大統領は通常、在任中に、定期国会の開会や新年の予算案施政演説をはじめ、10回あまり国会で演説する機会がある。歴代の大統領は、このような機会を活用するよりも、回避する傾向を見せた。朴正熙(パク・チョンヒ)元大統領は在任16年間で7回、全斗煥(チョン・ドゥファン)元大統領は在任7年間で5回、演説した。その他の大統領は首相に代読させた。権威主義時代はそうだったとしても、民主化以降もこのような回避現象は相変わらずだった。慮泰愚(ノ・テウ)元大統領は4回、金泳三(キム・ヨンサム)元大統領は3回、金大中(キム・デジュン)元大統領は1回、慮武鉉(ノ・ムヒョン)前大統領は4回演説しただけだ。
◆金大中元大統領の任期最後の年の02年10月7日には、新年予算案施政演説をめぐり、ひと騒動あった。朴𨛗用(パク・クァンヨン)国会議長が、3ヵ月前から大統領の演説を要請し、大統領府も好意的な反応を示したが、当日の朝、金碩洙(キム・ソクス)首相が代わりに現れたことで、朴議長が1時間にわたり、本会議の司会を拒否したのだ。予算案施政演説に対する大統領の関心は特に低く、これまで大統領の演説は、88年(慮泰愚)、03年(慮武鉉)、08年(李明博)の3回にすぎない。

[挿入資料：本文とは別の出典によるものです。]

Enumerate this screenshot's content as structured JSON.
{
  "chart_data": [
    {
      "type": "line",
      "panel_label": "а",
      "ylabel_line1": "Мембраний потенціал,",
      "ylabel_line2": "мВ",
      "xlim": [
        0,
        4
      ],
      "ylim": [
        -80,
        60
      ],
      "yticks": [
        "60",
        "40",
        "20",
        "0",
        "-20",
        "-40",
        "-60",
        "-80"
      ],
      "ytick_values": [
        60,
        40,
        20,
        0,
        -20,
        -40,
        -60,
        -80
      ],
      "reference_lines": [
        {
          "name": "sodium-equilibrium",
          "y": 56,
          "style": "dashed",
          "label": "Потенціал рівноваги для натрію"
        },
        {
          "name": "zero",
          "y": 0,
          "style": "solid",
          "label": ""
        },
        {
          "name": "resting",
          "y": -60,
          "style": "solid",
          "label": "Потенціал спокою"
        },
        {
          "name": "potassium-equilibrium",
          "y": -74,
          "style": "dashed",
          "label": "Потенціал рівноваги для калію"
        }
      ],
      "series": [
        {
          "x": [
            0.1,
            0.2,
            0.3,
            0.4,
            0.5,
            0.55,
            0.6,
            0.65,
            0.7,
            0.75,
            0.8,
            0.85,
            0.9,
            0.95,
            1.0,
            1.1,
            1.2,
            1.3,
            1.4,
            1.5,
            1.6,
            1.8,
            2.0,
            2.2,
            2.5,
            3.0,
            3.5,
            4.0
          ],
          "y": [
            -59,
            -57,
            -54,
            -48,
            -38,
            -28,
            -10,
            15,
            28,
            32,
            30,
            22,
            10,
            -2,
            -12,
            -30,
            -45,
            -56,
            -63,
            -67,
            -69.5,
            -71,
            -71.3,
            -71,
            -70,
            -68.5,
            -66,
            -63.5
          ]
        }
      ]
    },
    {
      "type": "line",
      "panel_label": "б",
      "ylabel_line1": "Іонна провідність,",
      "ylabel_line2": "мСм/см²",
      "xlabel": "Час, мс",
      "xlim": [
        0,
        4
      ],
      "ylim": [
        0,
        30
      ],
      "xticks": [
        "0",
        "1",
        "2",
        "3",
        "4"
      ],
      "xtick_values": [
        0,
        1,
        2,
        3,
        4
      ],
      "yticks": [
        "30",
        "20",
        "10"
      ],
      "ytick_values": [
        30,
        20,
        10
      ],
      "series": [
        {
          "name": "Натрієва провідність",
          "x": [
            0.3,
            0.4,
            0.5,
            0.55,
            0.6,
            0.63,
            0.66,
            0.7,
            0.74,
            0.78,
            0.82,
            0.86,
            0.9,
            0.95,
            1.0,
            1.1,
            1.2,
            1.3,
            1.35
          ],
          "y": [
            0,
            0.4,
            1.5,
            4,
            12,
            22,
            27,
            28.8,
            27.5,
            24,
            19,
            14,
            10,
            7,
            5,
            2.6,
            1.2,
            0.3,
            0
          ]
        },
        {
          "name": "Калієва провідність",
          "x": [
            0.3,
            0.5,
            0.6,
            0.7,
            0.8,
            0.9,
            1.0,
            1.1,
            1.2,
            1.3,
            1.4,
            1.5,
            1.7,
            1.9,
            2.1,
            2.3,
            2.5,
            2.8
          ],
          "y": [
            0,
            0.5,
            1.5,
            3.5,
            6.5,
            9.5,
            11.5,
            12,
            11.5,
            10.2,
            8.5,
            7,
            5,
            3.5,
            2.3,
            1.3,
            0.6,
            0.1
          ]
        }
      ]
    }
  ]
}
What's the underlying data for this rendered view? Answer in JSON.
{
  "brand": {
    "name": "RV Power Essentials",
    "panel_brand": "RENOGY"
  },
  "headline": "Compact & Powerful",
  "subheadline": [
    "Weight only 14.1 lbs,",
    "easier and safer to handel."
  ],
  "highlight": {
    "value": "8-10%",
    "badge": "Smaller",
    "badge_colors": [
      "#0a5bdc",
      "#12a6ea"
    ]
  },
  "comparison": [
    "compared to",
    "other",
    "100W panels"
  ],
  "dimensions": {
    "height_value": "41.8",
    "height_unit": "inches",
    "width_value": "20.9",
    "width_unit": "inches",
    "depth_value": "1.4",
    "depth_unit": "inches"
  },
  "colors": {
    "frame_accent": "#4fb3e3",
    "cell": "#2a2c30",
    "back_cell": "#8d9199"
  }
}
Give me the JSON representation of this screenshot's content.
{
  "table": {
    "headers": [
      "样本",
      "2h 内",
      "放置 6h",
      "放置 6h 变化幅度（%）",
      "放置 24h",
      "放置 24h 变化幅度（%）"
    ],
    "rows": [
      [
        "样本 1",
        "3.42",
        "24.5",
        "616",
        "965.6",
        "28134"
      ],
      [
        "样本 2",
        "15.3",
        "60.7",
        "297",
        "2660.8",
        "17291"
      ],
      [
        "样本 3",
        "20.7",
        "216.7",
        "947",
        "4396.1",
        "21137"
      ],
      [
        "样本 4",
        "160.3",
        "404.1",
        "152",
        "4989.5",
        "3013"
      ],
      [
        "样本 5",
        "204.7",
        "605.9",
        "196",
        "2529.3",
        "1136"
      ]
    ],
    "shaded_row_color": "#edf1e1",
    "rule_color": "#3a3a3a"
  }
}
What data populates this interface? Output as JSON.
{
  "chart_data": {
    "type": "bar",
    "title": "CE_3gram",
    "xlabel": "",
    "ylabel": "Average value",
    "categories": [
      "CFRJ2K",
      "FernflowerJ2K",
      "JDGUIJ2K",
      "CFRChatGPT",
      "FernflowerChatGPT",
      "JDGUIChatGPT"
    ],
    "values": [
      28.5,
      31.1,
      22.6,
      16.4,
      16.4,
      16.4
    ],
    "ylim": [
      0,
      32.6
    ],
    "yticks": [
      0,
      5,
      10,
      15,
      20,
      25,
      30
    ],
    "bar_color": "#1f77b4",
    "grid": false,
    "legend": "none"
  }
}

◆李大統領が昨年とは違い、今年の予算案施政演説は鄭雲燦(チョン・ウンチャン)首相に任せた。金炯旿(キム・ヒョンオ)国会議長が、「予算案施政演説は、国民の税金に対する政府の意志を盛り込んだ青写真であるため、大統領が演説することを伝統と慣例にしなければならない」と要請したが、李大統領は応じなかった。歴代の3回の予算案施政演説で見るように、就任1年目以外は首相が代読した慣例を前面に出したのだ。李大統領は同日午前、ラジオとインターネットを通じ、27回目の対国民演説は予定通りに行った。どうみても体裁はよくない。
◆大統領が国会に出て演説すれば得ることは多い。まず、国政に関する国会の協力を得ることが容易になるだろう。国会に対する尊重と国民との疎通においても必要なことだ。もし、国会の壇上に立つことを権威の損傷と感じたり、演説の途中にあるかもしれない野党のヤジや騒乱を心配するなら、国家指導者として狭量という声を聞くだろう。李大統領が、国会演説に関する限り「首相の代読」をなくす慣行をつくることを願う。